Pope St. Eutychian (275-283)
Forbade the faithful from taking the Sacred Host in their hand.
St. Basil the Great, Doctor of the Church (330-379)
"The right to receive Holy Communion in the hand is permitted only in times of persecution." St. Basil the Great considered Communion in the hand so irregular that he did not hesitate to consider it a grave fault.
The Council of Saragossa (380)
Excommunicated anyone who dared continue receiving Holy Communion by hand. This was confirmed by the Synod of Toledo.
Pope St. Leo the Great (440-461)
Energetically defended and required faithful obedience to the practice of administering Holy Communion on the tongue of the faithful.
The Synod of Rouen (650)
Condemned Communion in the hand to halt widespread abuses that occurred from this practice, and as a safeguard against sacrilege.
The Sixth Ecumenical Council, at Constantinople (680-681)
Forbade the faithful to take the Sacred Host in their hand, threatening transgressors with excommunication.
St. Thomas Aquinas (1225-1274),br> "Out of reverence towards this sacrament [the Holy Eucharist], nothing touches it, but what is consecrated; hence the corporal and the chalice are consecrated, and likewise the priest's hands, for touching this sacrament." (Summa Theologica, Part III, Q. 82, Art. 3, Rep. Obj. 8)
The Council of Trent (1545-1565)
"The fact that only the priest gives Holy Communion with his consecrated hands is an Apostolic Tradition."
Pope Paul VI (1963-1978)
"This method [on the tongue] must be retained." (Memoriale Domini)
Pope John Paul II
To touch the sacred species and to distribute them with their own hands is a privilege of the ordained. (Dominicae Cenae, 11)

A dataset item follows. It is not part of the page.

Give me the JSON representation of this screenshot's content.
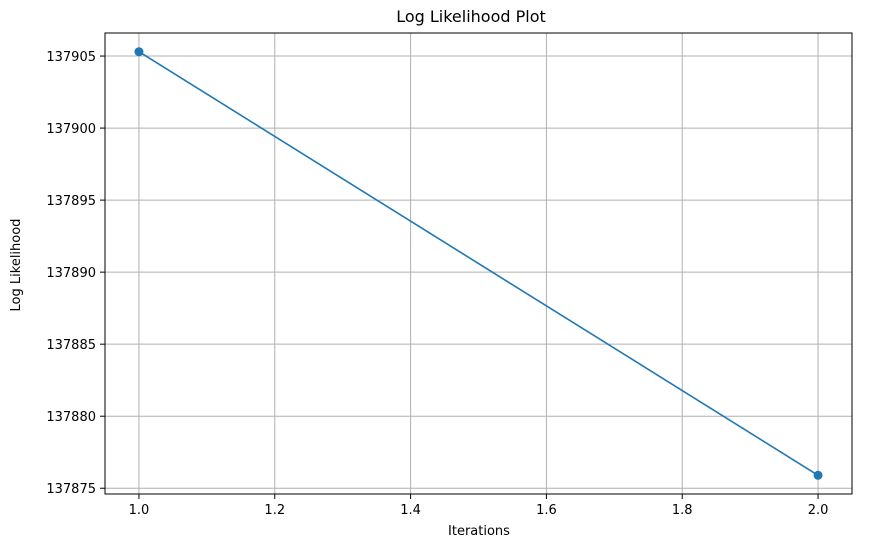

"It is not permitted that the faithful should themselves pick up the consecrated bread and the sacred chalice, still less that they should hand them from one to another." (Inaestimabile Donum, April 17, 1980, sec. 9)
As reported by Fr. George Rutler in his Good Friday sermon at St. Agnes Church, New York in 1989, when Mother Teresa of Calcutta was asked by Fr. Rutler, "What do you think is the worst problem in the world today?" She more than anyone could name any number of candidates: famine, plague, disease, the breakdown of the family, rebellion against God, the corruption of the media, world debt, nuclear threat and so on. "Without pausing a second she said, 'Wherever I go in the whole world, the thing that makes me the saddest is watching people receive Communion in the hand.'"
Mother Teresa, God rest your soul, and Fr. Rutledge. Wouldn't it be more respectful to cusp one's hands in a manner as to make a 'throne' to receive the Holy Eucharist adoringly rather than receiving by tongue....In Sir.28, 12-26 is this not what the tongue is capable of doing?